Cinsel terapiler mahremliği, bireylerin konuşmakta zorlandıkları konular olması nedeniyle genellikle bireysel bazda uygulanırken, grup terapilerinde de çok başarılı neticeler alınmaktadır. Genelde tema odaklı grup çalışmaları yapılmaktadır.

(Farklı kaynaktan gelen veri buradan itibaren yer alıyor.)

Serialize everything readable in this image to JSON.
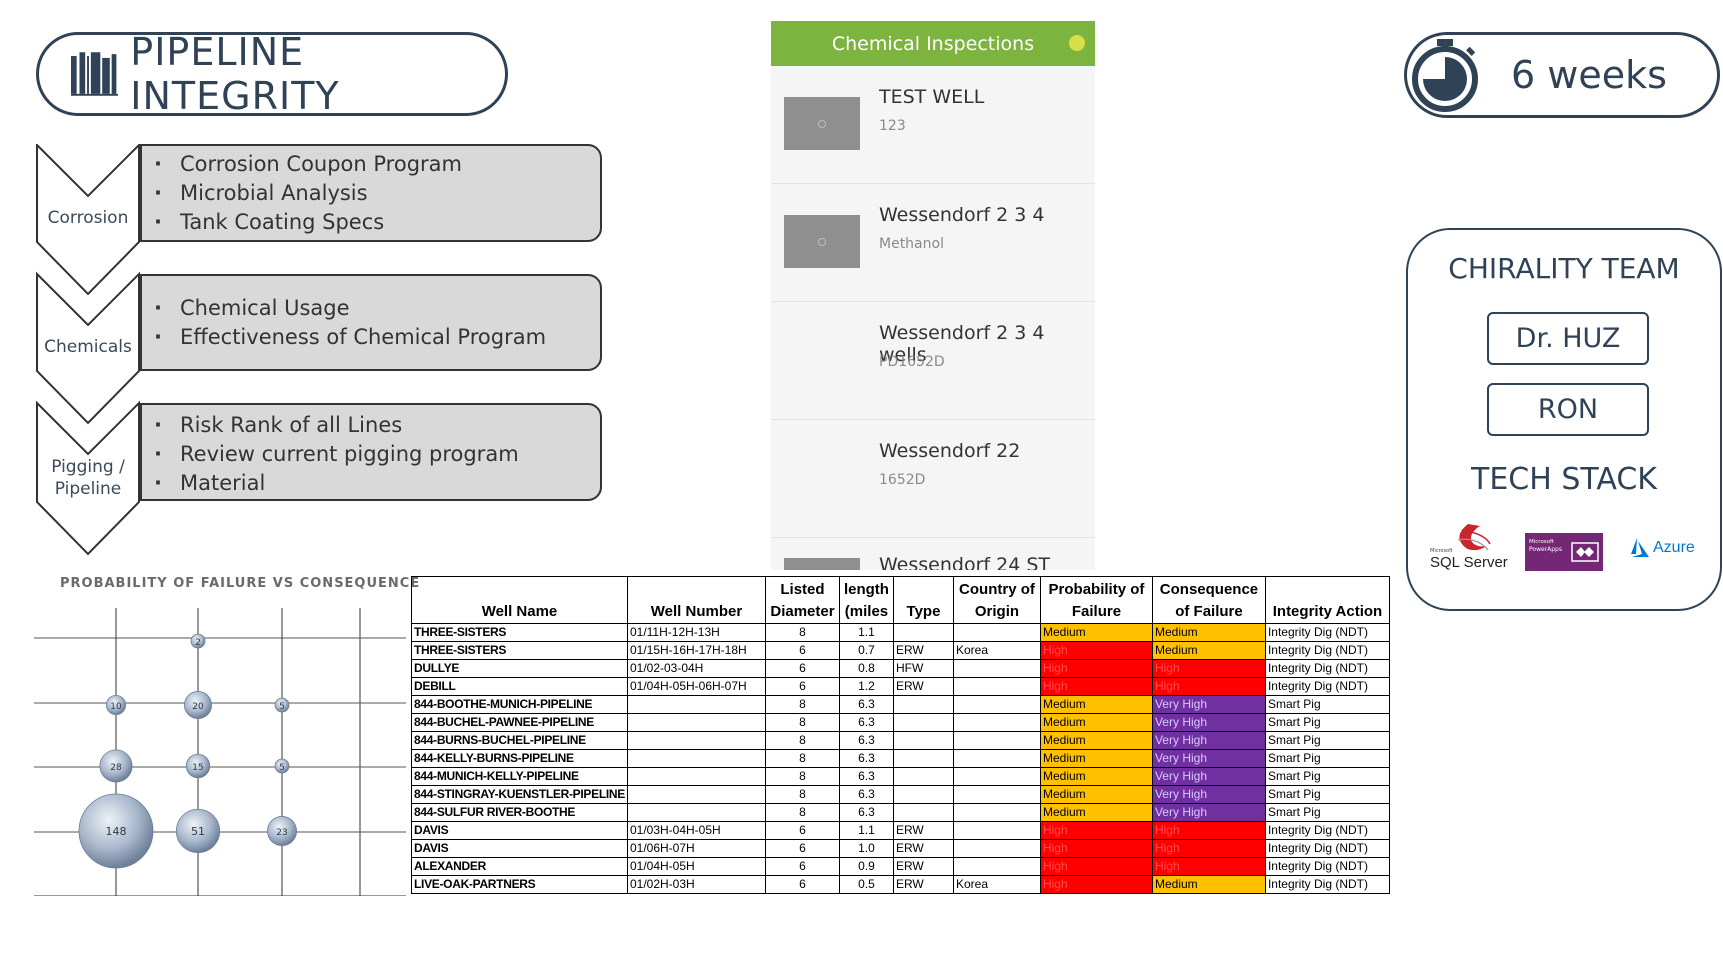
{
  "header": {
    "title": "PIPELINE INTEGRITY",
    "duration": "6 weeks"
  },
  "icons": {
    "title": "books-icon",
    "duration": "stopwatch-icon"
  },
  "categories": [
    {
      "label": "Corrosion",
      "bullets": [
        "Corrosion Coupon Program",
        "Microbial Analysis",
        "Tank Coating Specs"
      ]
    },
    {
      "label": "Chemicals",
      "bullets": [
        "Chemical Usage",
        "Effectiveness of Chemical Program"
      ]
    },
    {
      "label": "Pigging / Pipeline",
      "bullets": [
        "Risk Rank of all Lines",
        "Review current pigging program",
        "Material"
      ]
    }
  ],
  "app": {
    "title": "Chemical Inspections",
    "items": [
      {
        "name": "TEST WELL",
        "sub": "123",
        "has_image": true
      },
      {
        "name": "Wessendorf 2 3 4",
        "sub": "Methanol",
        "has_image": true
      },
      {
        "name": "Wessendorf 2 3 4 wells",
        "sub": "PD1652D",
        "has_image": false
      },
      {
        "name": "Wessendorf 22",
        "sub": "1652D",
        "has_image": false
      },
      {
        "name": "Wessendorf 24 ST",
        "sub": "",
        "has_image": true
      }
    ]
  },
  "team": {
    "title": "CHIRALITY TEAM",
    "members": [
      "Dr. HUZ",
      "RON"
    ],
    "stack_title": "TECH STACK",
    "stack": [
      {
        "name": "SQL Server",
        "sub": "Microsoft"
      },
      {
        "name": "PowerApps",
        "sub": "Microsoft"
      },
      {
        "name": "Azure",
        "sub": ""
      }
    ]
  },
  "chart_data": {
    "type": "bubble",
    "title": "PROBABILITY OF FAILURE VS CONSEQUENCE",
    "points": [
      {
        "col": 2,
        "row": 1,
        "value": 2
      },
      {
        "col": 1,
        "row": 2,
        "value": 10
      },
      {
        "col": 2,
        "row": 2,
        "value": 20
      },
      {
        "col": 3,
        "row": 2,
        "value": 5
      },
      {
        "col": 1,
        "row": 3,
        "value": 28
      },
      {
        "col": 2,
        "row": 3,
        "value": 15
      },
      {
        "col": 3,
        "row": 3,
        "value": 5
      },
      {
        "col": 1,
        "row": 4,
        "value": 148
      },
      {
        "col": 2,
        "row": 4,
        "value": 51
      },
      {
        "col": 3,
        "row": 4,
        "value": 23
      }
    ],
    "bubble_color": "#9fb0c8"
  },
  "table": {
    "headers": [
      "Well Name",
      "Well Number",
      "Listed Diameter",
      "length (miles",
      "Type",
      "Country of Origin",
      "Probability of Failure",
      "Consequence of Failure",
      "Integrity Action"
    ],
    "rows": [
      [
        "THREE-SISTERS",
        "01/11H-12H-13H",
        "8",
        "1.1",
        "",
        "",
        "Medium",
        "Medium",
        "Integrity Dig (NDT)"
      ],
      [
        "THREE-SISTERS",
        "01/15H-16H-17H-18H",
        "6",
        "0.7",
        "ERW",
        "Korea",
        "High",
        "Medium",
        "Integrity Dig (NDT)"
      ],
      [
        "DULLYE",
        "01/02-03-04H",
        "6",
        "0.8",
        "HFW",
        "",
        "High",
        "High",
        "Integrity Dig (NDT)"
      ],
      [
        "DEBILL",
        "01/04H-05H-06H-07H",
        "6",
        "1.2",
        "ERW",
        "",
        "High",
        "High",
        "Integrity Dig (NDT)"
      ],
      [
        "844-BOOTHE-MUNICH-PIPELINE",
        "",
        "8",
        "6.3",
        "",
        "",
        "Medium",
        "Very High",
        "Smart Pig"
      ],
      [
        "844-BUCHEL-PAWNEE-PIPELINE",
        "",
        "8",
        "6.3",
        "",
        "",
        "Medium",
        "Very High",
        "Smart Pig"
      ],
      [
        "844-BURNS-BUCHEL-PIPELINE",
        "",
        "8",
        "6.3",
        "",
        "",
        "Medium",
        "Very High",
        "Smart Pig"
      ],
      [
        "844-KELLY-BURNS-PIPELINE",
        "",
        "8",
        "6.3",
        "",
        "",
        "Medium",
        "Very High",
        "Smart Pig"
      ],
      [
        "844-MUNICH-KELLY-PIPELINE",
        "",
        "8",
        "6.3",
        "",
        "",
        "Medium",
        "Very High",
        "Smart Pig"
      ],
      [
        "844-STINGRAY-KUENSTLER-PIPELINE",
        "",
        "8",
        "6.3",
        "",
        "",
        "Medium",
        "Very High",
        "Smart Pig"
      ],
      [
        "844-SULFUR RIVER-BOOTHE",
        "",
        "8",
        "6.3",
        "",
        "",
        "Medium",
        "Very High",
        "Smart Pig"
      ],
      [
        "DAVIS",
        "01/03H-04H-05H",
        "6",
        "1.1",
        "ERW",
        "",
        "High",
        "High",
        "Integrity Dig (NDT)"
      ],
      [
        "DAVIS",
        "01/06H-07H",
        "6",
        "1.0",
        "ERW",
        "",
        "High",
        "High",
        "Integrity Dig (NDT)"
      ],
      [
        "ALEXANDER",
        "01/04H-05H",
        "6",
        "0.9",
        "ERW",
        "",
        "High",
        "High",
        "Integrity Dig (NDT)"
      ],
      [
        "LIVE-OAK-PARTNERS",
        "01/02H-03H",
        "6",
        "0.5",
        "ERW",
        "Korea",
        "High",
        "Medium",
        "Integrity Dig (NDT)"
      ]
    ],
    "level_colors": {
      "Medium": "#ffc000",
      "High": "#ff0000",
      "Very High": "#7030a0"
    }
  }
}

Sonuç olarak birçok psikolojik problemde olduğu gibi cinsel sorunlar da biyo-psiko-sosyal etkenlerden kaynaklanan multidisipliner sorunlardır. Sorunlara da bu üç açıdan yaklaşmak gerekir. Hipertansiyon, damar sertliği, karaciğer bozuklukları, kromozomal bozukluklar, şeker hastalığı, tiroid, hipofiz, böbrek üstü bezinin hormon bozuklukları, merkezi sinir sistemini etkileyen multiple skleroz, Parkinson, epilepsi gibi hastalıklar, prostat, damar ameliyatları gibi karın içi ameliyatlar, toksik ilaçlar, akciğer yetmezlikleri, ışın tedavileri gibi biyolojik, cinsel tacize uğrama, cinsel yönelim ve kimlik bozuklukları, edilgenlik, eşle ilgili sorunlar, kendini ifade edememe gibi kişilik problemleri, eşe ilgi kaybı gibi psikolojik, yetiştiğimiz aile ve çevreden aldığımız günah, ayıp, suçluluk duyguları gibi tabular sosyal yönden etkileyerek hayatın herhangi bir döneminde cinsel problemler yaratabilmektedir.

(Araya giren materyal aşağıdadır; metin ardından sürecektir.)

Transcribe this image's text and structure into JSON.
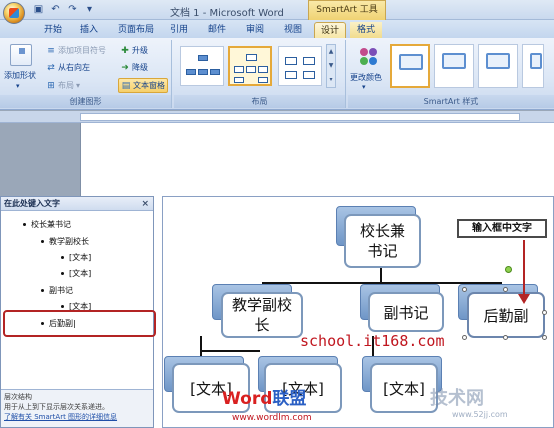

Özetlersek, cinsel sorunlar çözümsüz değildir. Öncelik sorunu algılayıp iletişime girmektir. Basit bir bilgilendirme dahi sorunun çözümüne yardım edebilir. Multipl cinsel kuramlar çerçevesinde, hiçbir cinsel tutum ve davranışı yargılamadan, tamamen etik ve sınırlarımızı bilerek, gerek danışma, gerekse terapi noktasında tüm birikimimizle cinsel problemlerinizin çözümünde yanınızdayız.